Runtime Stitching Progress #1743

jnie-TT · 2025-01-10T04:14:06Z

This issue tracks the overall progress of runtime stitching.

Generality Features

These features reduce overhead and are generally applicable to most tasks, requiring minimal user intervention.

Runtime Stitching APIs [Runtime stitching APIs and sanity tests, ttnn runtime submit refactor #1301]
- Add multi-chip support for some APIs like memcpy [TODO]
Update front ends to new submit API and remove legacy API [Runtime cleanup: Remove legacy submit API, update includes #1620]
Update compiler default input/output layout to dram-interleaved tilized [In Progress Use tilized dram-interleaved as default input-output layout #1744]
Add device attribute to ttnn layout attr, so that runtime APIs know which device a tensor belongs to [TODO]

These features provide fine-grained control and aggressive performance optimization, but require task-specific user configuration.

Add compile hints in the compiler such that the user can toggle input/output layout (dram/l1, interleaved/sharded, row_major/tiled) [TODO]
Add compile hints in the compiler such that the user can toggle input persistency (volatile vs persistent).

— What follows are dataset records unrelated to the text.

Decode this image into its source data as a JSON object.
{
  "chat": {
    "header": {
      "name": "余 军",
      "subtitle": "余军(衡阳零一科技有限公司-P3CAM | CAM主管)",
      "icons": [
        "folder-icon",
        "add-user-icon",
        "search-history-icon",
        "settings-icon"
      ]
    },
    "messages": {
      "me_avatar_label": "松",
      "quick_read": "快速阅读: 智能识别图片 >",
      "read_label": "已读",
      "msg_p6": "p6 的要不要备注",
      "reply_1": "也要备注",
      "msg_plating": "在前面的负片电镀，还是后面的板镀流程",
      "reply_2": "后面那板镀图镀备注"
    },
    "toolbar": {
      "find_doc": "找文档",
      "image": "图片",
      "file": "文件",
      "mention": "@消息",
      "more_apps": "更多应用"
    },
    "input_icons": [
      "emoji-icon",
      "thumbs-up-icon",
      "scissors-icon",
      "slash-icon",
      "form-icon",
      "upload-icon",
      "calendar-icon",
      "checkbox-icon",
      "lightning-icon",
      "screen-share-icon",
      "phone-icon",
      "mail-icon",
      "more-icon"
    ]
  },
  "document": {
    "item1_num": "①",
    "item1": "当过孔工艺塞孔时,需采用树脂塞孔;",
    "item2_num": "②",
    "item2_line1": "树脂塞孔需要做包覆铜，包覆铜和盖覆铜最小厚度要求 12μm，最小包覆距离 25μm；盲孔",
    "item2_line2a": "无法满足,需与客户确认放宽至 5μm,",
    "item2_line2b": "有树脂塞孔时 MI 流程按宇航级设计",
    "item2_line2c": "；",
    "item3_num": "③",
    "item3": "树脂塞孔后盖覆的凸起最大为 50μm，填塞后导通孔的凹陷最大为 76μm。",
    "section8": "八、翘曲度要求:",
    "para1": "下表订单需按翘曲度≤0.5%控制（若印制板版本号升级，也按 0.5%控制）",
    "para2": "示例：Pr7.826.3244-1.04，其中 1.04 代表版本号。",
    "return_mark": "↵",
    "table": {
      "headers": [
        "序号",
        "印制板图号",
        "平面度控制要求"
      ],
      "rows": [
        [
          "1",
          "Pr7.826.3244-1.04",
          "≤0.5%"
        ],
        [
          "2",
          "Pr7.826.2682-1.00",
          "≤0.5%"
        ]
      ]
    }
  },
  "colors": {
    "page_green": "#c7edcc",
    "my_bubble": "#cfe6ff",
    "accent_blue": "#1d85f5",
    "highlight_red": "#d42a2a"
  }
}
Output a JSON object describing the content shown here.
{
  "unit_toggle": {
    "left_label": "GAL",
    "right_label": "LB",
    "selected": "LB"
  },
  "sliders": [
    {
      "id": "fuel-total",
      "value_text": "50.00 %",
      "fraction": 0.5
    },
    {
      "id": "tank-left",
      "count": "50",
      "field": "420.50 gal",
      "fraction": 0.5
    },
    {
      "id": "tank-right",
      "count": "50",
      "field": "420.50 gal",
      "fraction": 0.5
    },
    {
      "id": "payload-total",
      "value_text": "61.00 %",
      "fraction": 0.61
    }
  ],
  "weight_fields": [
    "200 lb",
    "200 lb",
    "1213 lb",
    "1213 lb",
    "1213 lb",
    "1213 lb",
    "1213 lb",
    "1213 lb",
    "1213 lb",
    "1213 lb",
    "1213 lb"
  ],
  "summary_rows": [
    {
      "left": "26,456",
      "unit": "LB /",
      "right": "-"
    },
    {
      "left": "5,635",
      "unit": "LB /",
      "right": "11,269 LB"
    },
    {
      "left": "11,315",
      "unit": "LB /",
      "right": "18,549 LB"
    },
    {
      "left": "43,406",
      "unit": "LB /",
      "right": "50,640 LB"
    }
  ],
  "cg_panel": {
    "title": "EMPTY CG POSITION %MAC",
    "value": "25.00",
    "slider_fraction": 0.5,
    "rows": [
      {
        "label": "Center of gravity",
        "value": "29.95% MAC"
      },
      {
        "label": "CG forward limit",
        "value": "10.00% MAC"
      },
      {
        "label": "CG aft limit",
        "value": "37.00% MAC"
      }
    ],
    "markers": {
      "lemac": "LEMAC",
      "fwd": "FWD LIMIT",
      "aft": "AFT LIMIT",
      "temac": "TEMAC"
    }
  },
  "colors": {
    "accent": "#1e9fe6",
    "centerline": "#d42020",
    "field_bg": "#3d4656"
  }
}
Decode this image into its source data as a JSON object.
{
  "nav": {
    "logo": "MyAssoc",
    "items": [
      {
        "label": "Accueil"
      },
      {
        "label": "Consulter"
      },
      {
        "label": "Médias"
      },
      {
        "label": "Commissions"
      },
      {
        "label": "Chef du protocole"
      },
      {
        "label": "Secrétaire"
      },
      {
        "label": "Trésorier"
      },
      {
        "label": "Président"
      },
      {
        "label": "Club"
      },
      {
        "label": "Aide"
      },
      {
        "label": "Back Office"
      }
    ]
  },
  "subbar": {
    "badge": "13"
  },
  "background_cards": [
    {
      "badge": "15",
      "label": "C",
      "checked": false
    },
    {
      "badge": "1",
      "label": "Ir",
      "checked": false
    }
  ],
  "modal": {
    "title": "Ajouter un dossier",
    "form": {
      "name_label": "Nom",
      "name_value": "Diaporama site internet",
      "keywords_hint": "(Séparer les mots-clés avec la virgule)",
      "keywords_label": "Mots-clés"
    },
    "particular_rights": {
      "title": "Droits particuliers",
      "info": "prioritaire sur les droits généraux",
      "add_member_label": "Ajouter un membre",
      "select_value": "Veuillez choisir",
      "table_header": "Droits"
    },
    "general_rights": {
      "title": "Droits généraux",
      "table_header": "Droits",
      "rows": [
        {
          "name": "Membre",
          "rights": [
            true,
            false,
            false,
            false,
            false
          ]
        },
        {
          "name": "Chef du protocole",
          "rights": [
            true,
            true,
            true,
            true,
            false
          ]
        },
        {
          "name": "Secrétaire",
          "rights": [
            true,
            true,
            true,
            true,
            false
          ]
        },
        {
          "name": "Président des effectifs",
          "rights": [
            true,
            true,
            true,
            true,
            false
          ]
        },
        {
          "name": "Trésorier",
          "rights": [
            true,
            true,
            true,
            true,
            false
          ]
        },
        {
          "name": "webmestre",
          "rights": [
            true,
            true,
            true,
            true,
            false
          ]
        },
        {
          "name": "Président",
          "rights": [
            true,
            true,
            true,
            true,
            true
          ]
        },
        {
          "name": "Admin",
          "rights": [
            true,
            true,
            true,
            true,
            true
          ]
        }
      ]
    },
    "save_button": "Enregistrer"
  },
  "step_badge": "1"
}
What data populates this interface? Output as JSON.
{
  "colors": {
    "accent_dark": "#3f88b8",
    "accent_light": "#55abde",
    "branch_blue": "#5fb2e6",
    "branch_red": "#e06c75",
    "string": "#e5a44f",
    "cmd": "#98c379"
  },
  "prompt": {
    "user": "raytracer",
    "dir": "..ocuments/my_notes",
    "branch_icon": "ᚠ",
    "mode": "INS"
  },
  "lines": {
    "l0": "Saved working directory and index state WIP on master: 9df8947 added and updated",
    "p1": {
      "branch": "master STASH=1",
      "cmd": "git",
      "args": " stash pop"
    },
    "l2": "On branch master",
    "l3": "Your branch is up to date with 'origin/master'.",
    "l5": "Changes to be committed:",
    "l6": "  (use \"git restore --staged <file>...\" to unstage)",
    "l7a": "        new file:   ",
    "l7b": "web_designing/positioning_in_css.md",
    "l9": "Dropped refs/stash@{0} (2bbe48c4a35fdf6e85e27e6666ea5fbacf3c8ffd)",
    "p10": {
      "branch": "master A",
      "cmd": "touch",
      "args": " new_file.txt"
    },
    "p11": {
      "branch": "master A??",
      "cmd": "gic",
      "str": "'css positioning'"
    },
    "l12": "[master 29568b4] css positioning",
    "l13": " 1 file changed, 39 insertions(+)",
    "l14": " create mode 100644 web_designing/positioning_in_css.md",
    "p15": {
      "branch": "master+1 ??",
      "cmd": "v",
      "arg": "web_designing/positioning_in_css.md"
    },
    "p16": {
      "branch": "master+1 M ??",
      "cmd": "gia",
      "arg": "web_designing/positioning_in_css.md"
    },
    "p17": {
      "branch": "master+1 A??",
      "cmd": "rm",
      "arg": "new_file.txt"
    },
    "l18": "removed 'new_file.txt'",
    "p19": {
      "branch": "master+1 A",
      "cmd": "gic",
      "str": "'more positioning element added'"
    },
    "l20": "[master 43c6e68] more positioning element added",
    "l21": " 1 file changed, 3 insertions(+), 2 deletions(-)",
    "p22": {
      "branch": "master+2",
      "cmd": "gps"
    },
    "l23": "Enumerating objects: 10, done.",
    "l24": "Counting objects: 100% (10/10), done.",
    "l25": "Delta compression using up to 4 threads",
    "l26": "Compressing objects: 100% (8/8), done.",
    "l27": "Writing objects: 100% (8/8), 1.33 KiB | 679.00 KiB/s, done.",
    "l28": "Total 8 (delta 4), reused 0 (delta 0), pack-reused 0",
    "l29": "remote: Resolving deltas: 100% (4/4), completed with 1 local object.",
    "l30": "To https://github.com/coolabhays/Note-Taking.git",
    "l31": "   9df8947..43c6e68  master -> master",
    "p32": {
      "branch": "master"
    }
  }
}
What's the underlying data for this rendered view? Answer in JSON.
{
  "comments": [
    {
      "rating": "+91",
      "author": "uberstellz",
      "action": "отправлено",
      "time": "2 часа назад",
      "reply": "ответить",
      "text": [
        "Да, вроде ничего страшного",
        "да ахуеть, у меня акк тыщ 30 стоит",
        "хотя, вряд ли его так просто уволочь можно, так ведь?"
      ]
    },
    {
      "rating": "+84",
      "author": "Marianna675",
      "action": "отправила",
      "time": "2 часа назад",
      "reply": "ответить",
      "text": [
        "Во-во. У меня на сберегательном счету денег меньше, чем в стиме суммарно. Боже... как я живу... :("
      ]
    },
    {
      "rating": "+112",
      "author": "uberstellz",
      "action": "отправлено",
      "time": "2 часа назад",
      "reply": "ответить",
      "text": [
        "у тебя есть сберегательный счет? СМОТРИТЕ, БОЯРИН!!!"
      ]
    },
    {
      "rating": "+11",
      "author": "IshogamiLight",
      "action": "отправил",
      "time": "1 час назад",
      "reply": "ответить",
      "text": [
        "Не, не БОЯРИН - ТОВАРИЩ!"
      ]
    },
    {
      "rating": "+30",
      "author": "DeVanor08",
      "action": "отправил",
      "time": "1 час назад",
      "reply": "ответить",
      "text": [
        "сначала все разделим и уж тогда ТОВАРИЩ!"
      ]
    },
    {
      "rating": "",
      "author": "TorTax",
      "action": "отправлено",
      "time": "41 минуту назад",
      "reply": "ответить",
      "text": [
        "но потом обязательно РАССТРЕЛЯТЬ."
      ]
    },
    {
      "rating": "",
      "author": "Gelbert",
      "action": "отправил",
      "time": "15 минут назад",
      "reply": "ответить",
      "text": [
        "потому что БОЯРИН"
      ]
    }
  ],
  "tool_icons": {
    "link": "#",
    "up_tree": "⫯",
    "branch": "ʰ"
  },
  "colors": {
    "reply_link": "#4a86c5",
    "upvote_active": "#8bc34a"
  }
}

Persistent inputs will not be deallocated within the graph, whereas volatile inputs will be deallocated to free up memory once it has no more users [TODO]
Add compile hints in the compiler such that the user can toggle input/output device mesh grid and offset, this eliminates the need to redistribute tensors across multi-device for every program [TODO]

jnie-TT self-assigned this Jan 10, 2025

jnie-TT mentioned this issue Jan 10, 2025

Use tilized dram-interleaved as default input-output layout #1744

Open